Image: Original CT scan (L) and Pragma-AI overlay heat map (R) in the lungs of a CF patient and healthy control (Photo courtesy of Thirona)
A new artificial intelligence (AI) algorithm can analyze CT scans of cystic fibrosis (CF) patients in several seconds, without human interference.
The Thirona (Nijmegen, The Netherlands) Pragma-AI is designed to automatically identify lung abnormalities related to CF, such as collapsed lung tissue and abnormal airways. Sensitive, objective information on the pattern and extent of CF lung disease is immediately available, helping clinicians monitor disease progression and supporting clinical treatment planning. Pragma-AI is part of the company’s LungQ quantification software package, which precisely detects emphysematous regions in the lungs, air-trapping, airway morphology, and fissure completeness.

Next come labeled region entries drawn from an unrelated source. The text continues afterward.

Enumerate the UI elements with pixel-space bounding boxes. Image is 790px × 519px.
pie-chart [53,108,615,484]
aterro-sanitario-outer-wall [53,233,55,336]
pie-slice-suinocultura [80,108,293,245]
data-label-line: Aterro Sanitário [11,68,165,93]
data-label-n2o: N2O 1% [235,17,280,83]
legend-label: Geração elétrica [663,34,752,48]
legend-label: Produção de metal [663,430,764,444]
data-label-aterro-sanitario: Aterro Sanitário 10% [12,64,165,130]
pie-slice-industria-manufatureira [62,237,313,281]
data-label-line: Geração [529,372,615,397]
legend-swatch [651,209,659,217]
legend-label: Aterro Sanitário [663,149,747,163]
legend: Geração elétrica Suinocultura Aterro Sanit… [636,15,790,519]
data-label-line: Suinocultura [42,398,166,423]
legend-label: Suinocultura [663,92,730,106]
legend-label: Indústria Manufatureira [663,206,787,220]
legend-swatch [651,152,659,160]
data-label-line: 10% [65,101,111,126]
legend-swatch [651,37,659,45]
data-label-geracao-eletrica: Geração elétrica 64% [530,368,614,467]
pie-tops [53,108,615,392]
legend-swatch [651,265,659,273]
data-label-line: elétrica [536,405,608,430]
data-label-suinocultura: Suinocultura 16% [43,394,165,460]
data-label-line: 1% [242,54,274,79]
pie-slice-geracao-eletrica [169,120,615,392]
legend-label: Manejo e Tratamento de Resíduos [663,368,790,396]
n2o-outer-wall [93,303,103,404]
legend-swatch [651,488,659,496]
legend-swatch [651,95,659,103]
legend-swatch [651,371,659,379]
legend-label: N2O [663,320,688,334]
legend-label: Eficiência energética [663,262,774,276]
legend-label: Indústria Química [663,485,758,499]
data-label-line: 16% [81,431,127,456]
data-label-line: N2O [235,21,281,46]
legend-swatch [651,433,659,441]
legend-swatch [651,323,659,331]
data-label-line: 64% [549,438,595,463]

“Artificial intelligence algorithms make medical image analysis easier, more accurate and more effective; but it is hard work. Developing an algorithm that works as well as, and sometimes even better than a clinician, takes time,” said Eva van Rikxoort, Managing Director of Thirona. “The algorithm will be able to quickly and accurately detect bronchiectasis and mucous quantifications in very young patients with CF, making personalized treatment easier.”
“These developments pave the way for using the PRAGMA method in both clinical trials and clinical care. It allows for large scale investigation of CF lung disease in both research studies and clinical trials. This is a crucial component in the evaluation of new expensive treatment options for patients suffering from CF,” said Professor Harm Tiddens, MD, of Erasmus Medical Center (Rotterdam, The Netherlands). “CF patient registries, collecting information on the health status of CF patients, have already shown interest in the PRAGMA-AI method.”
CF is an autosomal recessive genetic disorder that affects mainly the lungs, but also the pancreas, liver, and intestine. It is characterized by abnormal transport of chloride and sodium across an epithelium, leading to thick, viscous secretions. The name refers to the characteristic scarring (fibrosis) and cyst formation within the pancreas, first recognized in the 1930’s. Difficulty breathing is the most serious symptom, resulting from frequent lung infections that are usually treated with antibiotics and other medications.